Under the program, which begins Jan. 2017, states can use money from Obamacare — premium tax credits, cost-sharing reductions and small business tax credits — to expand coverage to the uninsured. But the programs must be comparable to the existing Obamacare offerings, remain affordable — and not cost the federal government any additional dollars.
“It’s a conservative answer for people who don’t want to federalize Florida’s health care system,’’ said Levine, now CEO of the the Mountain States Health Alliance in Tennessee, a not-for-profit health system. He also serves on the Florida Board of Governors.
“It allows you to waive a lot of the negative things you don’t like about Obamacare — the mandates and benefits packages, the individual and employer mandates,’’ he said.
The downside: if the U.S. Supreme Court rules against the federal government in the King. v. Burwell this summer, Florida residents will lose their tax credits because Florida has not established a state health care exchange.
Plug the hole, buy time
Another option — offered by Gov. Scott — is for lawmakers to expect no federal LIP money and come up with the money elsewhere to help hospitals plug the hole left by the loss of federal funds. They would then wait until next session to return with another plan.

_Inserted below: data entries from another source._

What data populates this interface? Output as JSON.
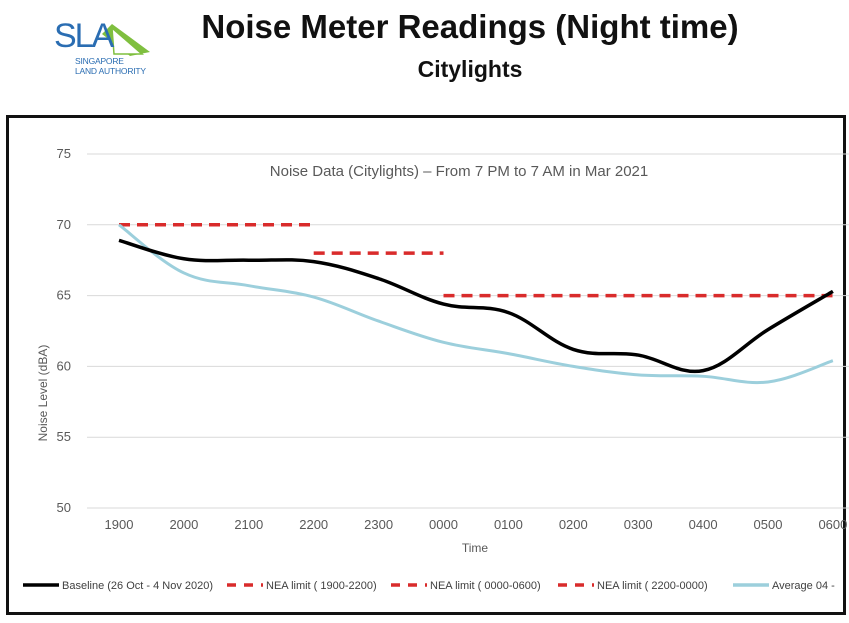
{
  "header": {
    "logo_text": "SLA",
    "logo_subtext_line1": "SINGAPORE",
    "logo_subtext_line2": "LAND AUTHORITY",
    "title": "Noise Meter Readings (Night time)",
    "subtitle": "Citylights"
  },
  "colors": {
    "logo_blue": "#2a6db2",
    "logo_green": "#7fbf3f",
    "baseline": "#000000",
    "nea_limit": "#d92b2b",
    "average": "#9ccfdc",
    "grid": "#d9d9d9"
  },
  "chart_data": {
    "type": "line",
    "title": "Noise Data (Citylights) – From 7 PM to 7 AM in Mar 2021",
    "xlabel": "Time",
    "ylabel": "Noise Level (dBA)",
    "ylim": [
      50,
      75
    ],
    "yticks": [
      50,
      55,
      60,
      65,
      70,
      75
    ],
    "grid": true,
    "legend_position": "bottom",
    "categories": [
      "1900",
      "2000",
      "2100",
      "2200",
      "2300",
      "0000",
      "0100",
      "0200",
      "0300",
      "0400",
      "0500",
      "0600"
    ],
    "series": [
      {
        "name": "Baseline (26 Oct - 4 Nov 2020)",
        "style": "solid",
        "color": "#000000",
        "values": [
          68.9,
          67.6,
          67.5,
          67.4,
          66.2,
          64.4,
          63.8,
          61.2,
          60.8,
          59.7,
          62.6,
          65.3
        ]
      },
      {
        "name": "NEA limit ( 1900-2200)",
        "style": "dashed",
        "color": "#d92b2b",
        "values": [
          70,
          70,
          70,
          70,
          null,
          null,
          null,
          null,
          null,
          null,
          null,
          null
        ]
      },
      {
        "name": "NEA limit  ( 0000-0600)",
        "style": "dashed",
        "color": "#d92b2b",
        "values": [
          null,
          null,
          null,
          null,
          null,
          65,
          65,
          65,
          65,
          65,
          65,
          65
        ]
      },
      {
        "name": "NEA limit ( 2200-0000)",
        "style": "dashed",
        "color": "#d92b2b",
        "values": [
          null,
          null,
          null,
          68,
          68,
          68,
          null,
          null,
          null,
          null,
          null,
          null
        ]
      },
      {
        "name": "Average 04 -",
        "style": "solid",
        "color": "#9ccfdc",
        "values": [
          70.0,
          66.6,
          65.7,
          64.9,
          63.2,
          61.7,
          60.9,
          60.0,
          59.4,
          59.3,
          58.9,
          60.4
        ]
      }
    ]
  }
}
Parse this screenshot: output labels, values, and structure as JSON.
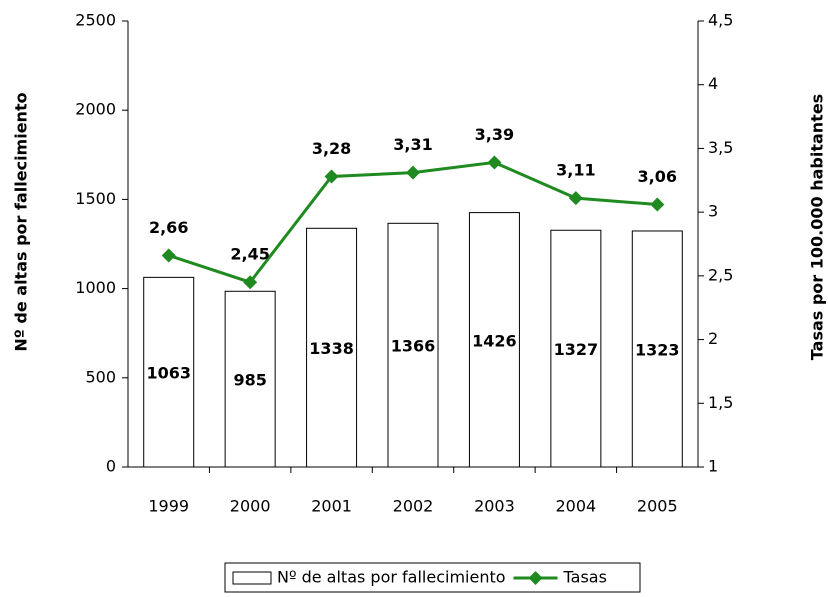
{
  "chart_data": {
    "type": "combo",
    "categories": [
      "1999",
      "2000",
      "2001",
      "2002",
      "2003",
      "2004",
      "2005"
    ],
    "series": [
      {
        "name": "Nº de altas por fallecimiento",
        "type": "bar",
        "color": "#ffffff",
        "values": [
          1063,
          985,
          1338,
          1366,
          1426,
          1327,
          1323
        ]
      },
      {
        "name": "Tasas",
        "type": "line",
        "axis": "y2",
        "color": "#1f8a1f",
        "values": [
          2.66,
          2.45,
          3.28,
          3.31,
          3.39,
          3.11,
          3.06
        ],
        "value_labels": [
          "2,66",
          "2,45",
          "3,28",
          "3,31",
          "3,39",
          "3,11",
          "3,06"
        ]
      }
    ],
    "ylabel": "Nº de altas por  fallecimiento",
    "y2label": "Tasas por 100.000 habitantes",
    "ylim": [
      0,
      2500
    ],
    "yticks": [
      0,
      500,
      1000,
      1500,
      2000,
      2500
    ],
    "y2lim": [
      1,
      4.5
    ],
    "y2ticks": [
      1,
      {
        "value": 1.5,
        "label": "1,5"
      },
      2,
      {
        "value": 2.5,
        "label": "2,5"
      },
      3,
      {
        "value": 3.5,
        "label": "3,5"
      },
      4,
      {
        "value": 4.5,
        "label": "4,5"
      }
    ],
    "legend": "bottom"
  }
}
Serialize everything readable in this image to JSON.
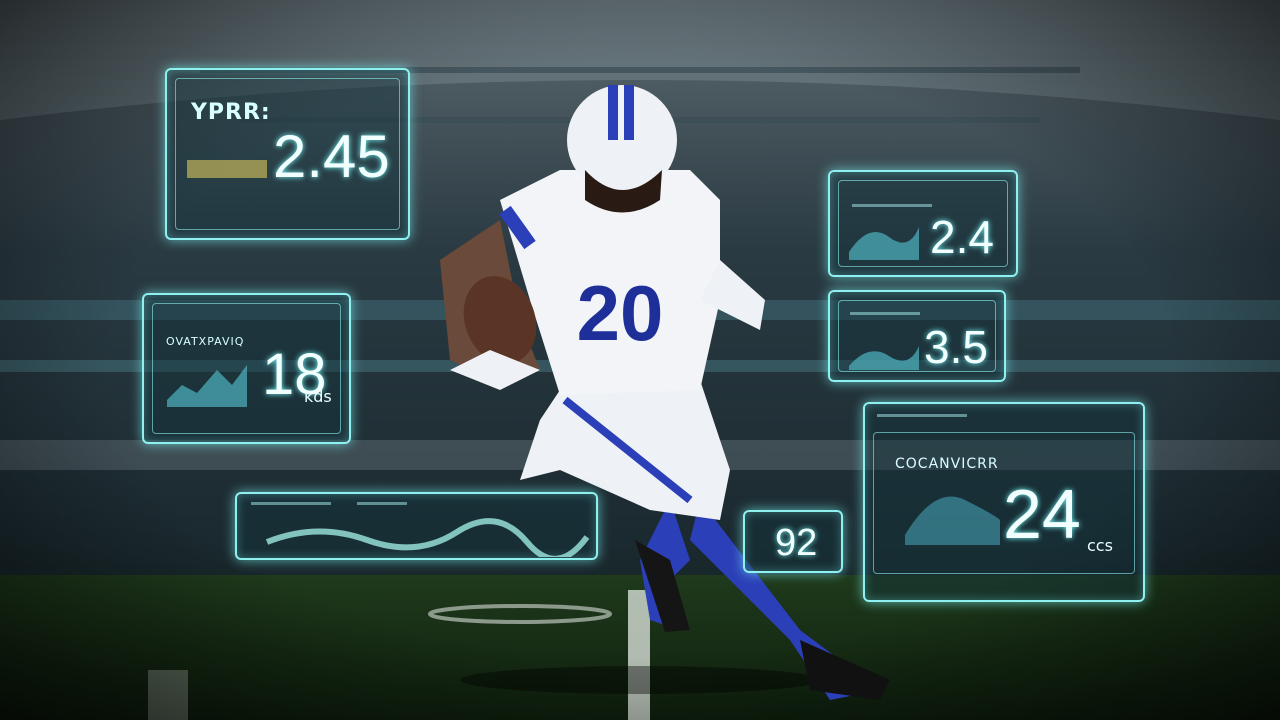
{
  "jersey_number": "20",
  "panels": [
    {
      "label": "YPRR:",
      "value": "2.45"
    },
    {
      "value": "2.4"
    },
    {
      "value": "3.5"
    },
    {
      "label": "OVATXPAVIQ",
      "value": "18",
      "unit": "kds"
    },
    {
      "value": "92"
    },
    {
      "label": "COCANVICRR",
      "value": "24",
      "unit": "ccs"
    }
  ]
}
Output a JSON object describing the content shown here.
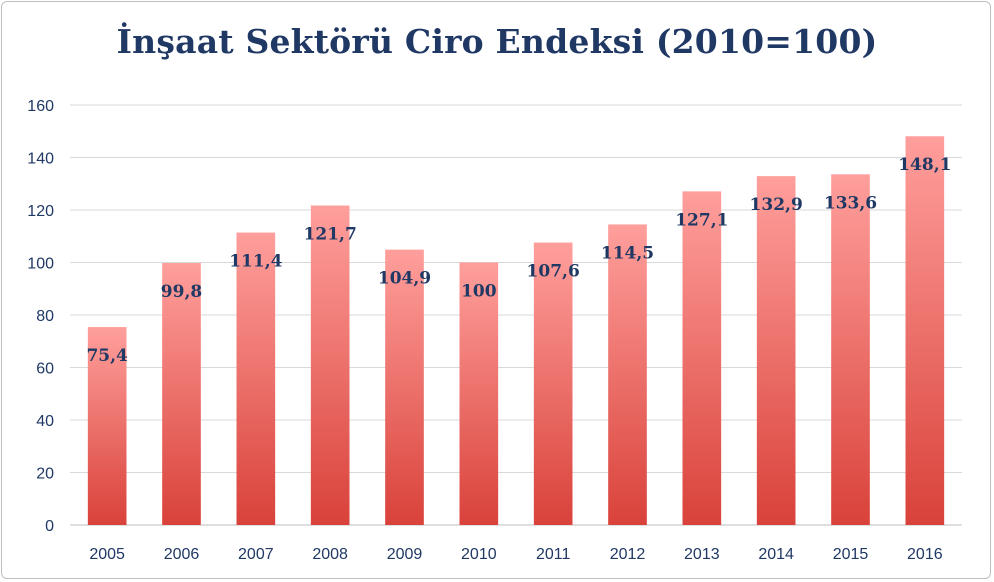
{
  "chart_data": {
    "type": "bar",
    "title": "İnşaat Sektörü Ciro Endeksi (2010=100)",
    "xlabel": "",
    "ylabel": "",
    "categories": [
      "2005",
      "2006",
      "2007",
      "2008",
      "2009",
      "2010",
      "2011",
      "2012",
      "2013",
      "2014",
      "2015",
      "2016"
    ],
    "values": [
      75.4,
      99.8,
      111.4,
      121.7,
      104.9,
      100,
      107.6,
      114.5,
      127.1,
      132.9,
      133.6,
      148.1
    ],
    "data_labels": [
      "75,4",
      "99,8",
      "111,4",
      "121,7",
      "104,9",
      "100",
      "107,6",
      "114,5",
      "127,1",
      "132,9",
      "133,6",
      "148,1"
    ],
    "ylim": [
      0,
      160
    ],
    "yticks": [
      0,
      20,
      40,
      60,
      80,
      100,
      120,
      140,
      160
    ],
    "grid": true,
    "legend": "none",
    "colors": {
      "bar_top": "#ff9f9c",
      "bar_bottom": "#d9423a",
      "text": "#1f3864",
      "grid": "#d9d9d9"
    }
  }
}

Where would the money come from? The House was prepared to spend $600 million in surplus state revenue that it originally proposed for tax cuts to fill the LIP hole. But Scott, who is eyeing a 2018 U.S. Senate run, wants the tax cuts and threatened to kill senators’ pet projects if they didn’t approve them.
Sen. Anitere Flores, R-Miami, spent the week appearing with House members on Spanish radio and television discussing the issue. “We do have common ground,’’ she said. “We just have to stop talking about our talking points and just realize we have to govern.”